Uneinig sind die 352 Mitgliedskirchen bei dem Begriff »Apartheid«, der in der Erklärung enthalten ist. Darin erklärt der Ökumenische Rat der Kirchen (ÖRK) Israel nicht zum Apartheidstaat.

WARNUNGEN Vor einer Bezeichnung Israels als Apartheidstaat durch den ÖRK hatten vor der Tagung vor allem Antisemitismus-Beauftragte und jüdisch-christliche Verbände gewarnt. In dem ÖRK-Statement wird allerdings darauf hingewiesen, dass internationale, israelische und palästinensische Menschenrechtsorganisationen Politik und Maßnahmen Israels als »Apartheid« im Sinne des Völkerrechts beschreiben.

Der Vorsitzende der Deutsch-Israelischen Gesellschaft (DIG), Volker Beck, sagte am Donnerstagnachmittag: »Der Ökumenische Rat der Kirchen hat bei seinem Versuch, sich zum Nahen Osten zu äußern, versagt. Gerade mal zur Situation im Irak und Syrien äußert man sich ein wenig. Ansonsten geht es seitenlang nur um Palästina und Israel und eine Anklage gegen Israel.  Während in Syrien und Irak die Menschen ›Opfer eines Konfliktes‹ sind und nicht etwa von Akteuren wie Assad oder den Mullahs im Iran, wird Israel als Verletzer des Völkerrechts gebrandmarkt und werden gegen Israel auch falsche Vorwürfe erhoben«, so Beck.  

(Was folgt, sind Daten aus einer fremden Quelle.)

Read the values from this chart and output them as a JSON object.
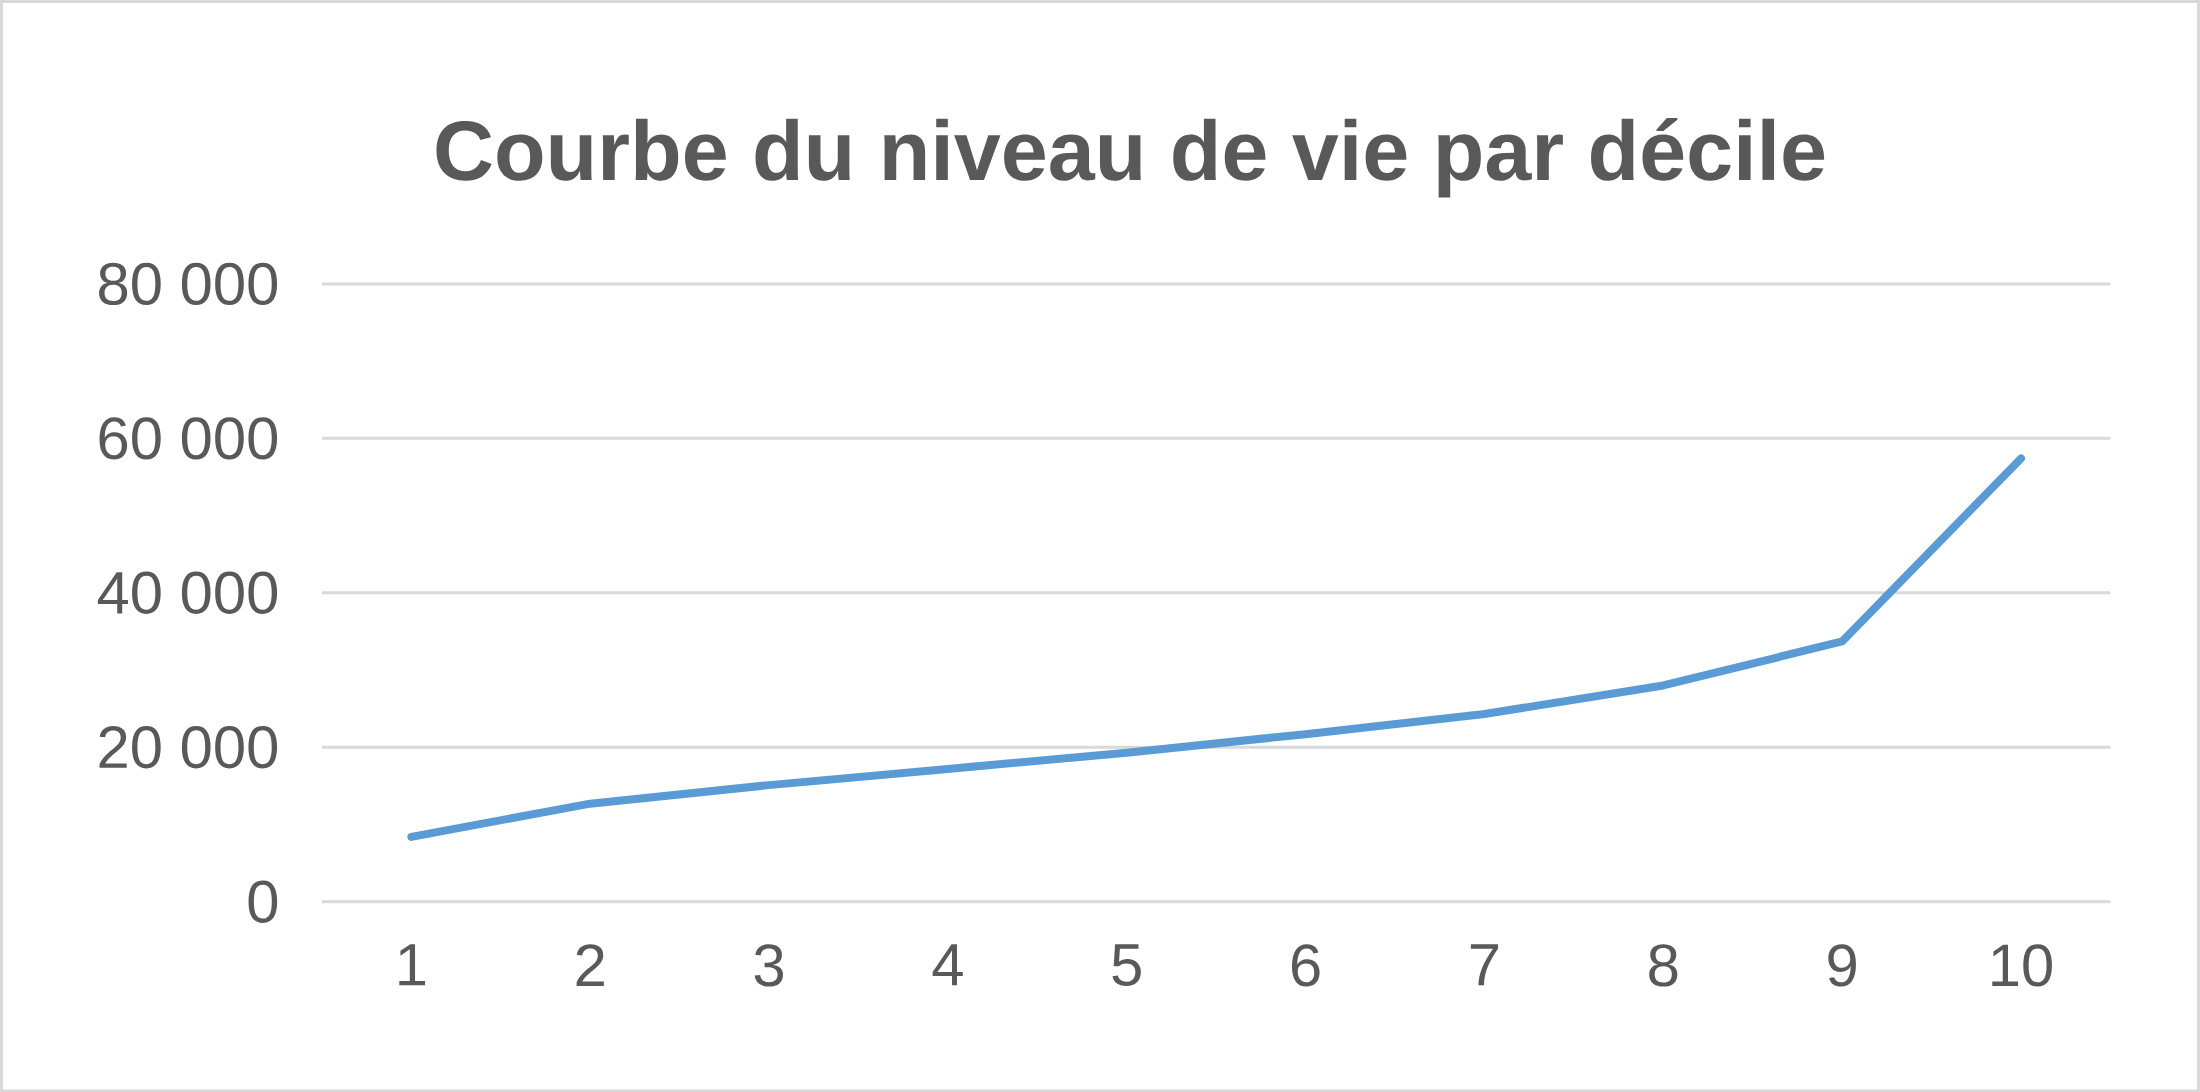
{
  "chart_data": {
    "type": "line",
    "title": "Courbe du niveau de vie par décile",
    "categories": [
      "1",
      "2",
      "3",
      "4",
      "5",
      "6",
      "7",
      "8",
      "9",
      "10"
    ],
    "series": [
      {
        "color": "#5b9bd5",
        "values": [
          8400,
          12700,
          15100,
          17200,
          19300,
          21700,
          24300,
          28000,
          33700,
          57400
        ]
      }
    ],
    "ylim": [
      0,
      80000
    ],
    "yticks": [
      {
        "value": 0,
        "label": "0"
      },
      {
        "value": 20000,
        "label": "20 000"
      },
      {
        "value": 40000,
        "label": "40 000"
      },
      {
        "value": 60000,
        "label": "60 000"
      },
      {
        "value": 80000,
        "label": "80 000"
      }
    ],
    "grid": "y"
  }
}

DANK Gleichzeitig betonte der DIG-Präsident: »Es ist dem Widerstand auch aus den Deutschen Evangelischen Kirchen zu danken, dass der Begriff der Apartheid auf Israel nicht angewandt wird, sondern dies ausdrücklich als strittig in dem Papier gekennzeichnet wird. Wir erkennen diese Anstrengung der EKD-Gliedkirchen ausdrücklich als positiv an, wobei es ein Desaster für den Weltkirchenrat ist, dass eine solche Verteufelung Israels nicht mehrheitlich und klar zurückgewiesen werden konnte.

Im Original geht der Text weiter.